Alors il fallait attendre la sortie de Saint Quinis de l'église, grand pourvoyeur de miracles dont celui de faire tomber la pluie. C'était un grand jour, tout le monde participait.
La journée s'annonça magnifique, un petit vent du Sud s'était invité le matin ramenant la chaleur d'en face, c'est à dire l'Algérie et le Maroc confondus.
Le ciel était d'un bleu serein, sans un nuage, et à dix heures les villageois s'empressèrent de rejoindre l'église où le Saint, amateur de chapelles obscures, allait faire sa promenade annuelle en plein cagnard, il tombait une de ces lunes à faire rougir le crâne d'un chauve !
La procession sortit par l'immense porte de bois et Saint Quinis fut éclaboussé de lumière à défaut d'eau même bénite.
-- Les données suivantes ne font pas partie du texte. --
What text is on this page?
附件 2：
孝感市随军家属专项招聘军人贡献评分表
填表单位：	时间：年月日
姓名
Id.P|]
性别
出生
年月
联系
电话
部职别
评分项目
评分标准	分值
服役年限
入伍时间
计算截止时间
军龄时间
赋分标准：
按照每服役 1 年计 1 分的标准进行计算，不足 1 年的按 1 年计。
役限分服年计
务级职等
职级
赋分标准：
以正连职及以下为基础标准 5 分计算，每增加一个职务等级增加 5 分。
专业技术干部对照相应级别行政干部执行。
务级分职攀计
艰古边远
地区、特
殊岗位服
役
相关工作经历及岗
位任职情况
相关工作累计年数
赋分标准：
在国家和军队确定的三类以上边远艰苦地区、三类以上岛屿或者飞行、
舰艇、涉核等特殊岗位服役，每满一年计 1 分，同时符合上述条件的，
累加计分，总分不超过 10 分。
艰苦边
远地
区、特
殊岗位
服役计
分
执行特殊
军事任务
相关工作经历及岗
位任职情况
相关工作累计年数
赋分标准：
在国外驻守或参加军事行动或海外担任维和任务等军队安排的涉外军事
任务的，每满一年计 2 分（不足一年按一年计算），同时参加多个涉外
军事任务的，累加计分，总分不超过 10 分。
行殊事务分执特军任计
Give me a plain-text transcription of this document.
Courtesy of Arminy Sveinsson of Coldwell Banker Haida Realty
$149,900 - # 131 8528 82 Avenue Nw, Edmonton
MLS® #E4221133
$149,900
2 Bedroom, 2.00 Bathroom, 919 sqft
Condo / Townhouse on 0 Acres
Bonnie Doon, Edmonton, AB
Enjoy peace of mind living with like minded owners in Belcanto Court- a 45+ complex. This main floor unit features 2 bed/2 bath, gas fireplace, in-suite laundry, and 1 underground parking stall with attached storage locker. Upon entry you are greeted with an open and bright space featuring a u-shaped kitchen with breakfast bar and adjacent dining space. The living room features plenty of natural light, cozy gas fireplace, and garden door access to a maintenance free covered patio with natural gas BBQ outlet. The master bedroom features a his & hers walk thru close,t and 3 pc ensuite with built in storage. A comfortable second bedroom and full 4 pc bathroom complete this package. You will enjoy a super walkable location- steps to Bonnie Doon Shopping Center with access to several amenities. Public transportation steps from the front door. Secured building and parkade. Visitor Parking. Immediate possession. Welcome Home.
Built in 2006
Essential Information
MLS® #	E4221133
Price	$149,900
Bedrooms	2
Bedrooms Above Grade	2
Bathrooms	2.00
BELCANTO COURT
On eut pu croire qu'il allait être accueilli par des signes de croix, des prières et des génuflexions.
Mais non, même les grenouilles de bénitiers, en manque d'eau, furent prises de la même ire et le pauvre saint vit s'abattre sur sa représentation richement vêtue une avalanche de mécontentements, histoire de le réveiller. On entendit des "Bouge-toi !", "Arrête de dormir !", "Allez fainéant, va faire pleuvoir !". Pour bien lui faire comprendre, le curé demanda à ce qu'on le mette dans la fontaine où résidait encore une larme d'eau.
On lui trempa les pieds et il ressortit tout dégoulinant, ce qui fit rire comme une baleine l'enfant de cœur qui portait la croix où le Christ, pris de soubresauts, sembla lui-aussi agité de fou-rire.
A midi, le saint avait fini son tour et regagne son alcôve désormais tranquille jusqu'à l'année suivante. Le soleil dehors donnait à plein et chacun regagna son foyer, on y avait préparé le civet de lièvre pour le repas et le curé
y était invité, c'était la coutume.
Au moment du verre de garlaban, on entendit une déflagration brutale précédée de l'illumination d'un ciel qui s'était couvert. Dans la minute suivante il pleuvait des capelans et des belles mères.
Le curé posa son verre, se signa et dit : "Deo Gratias".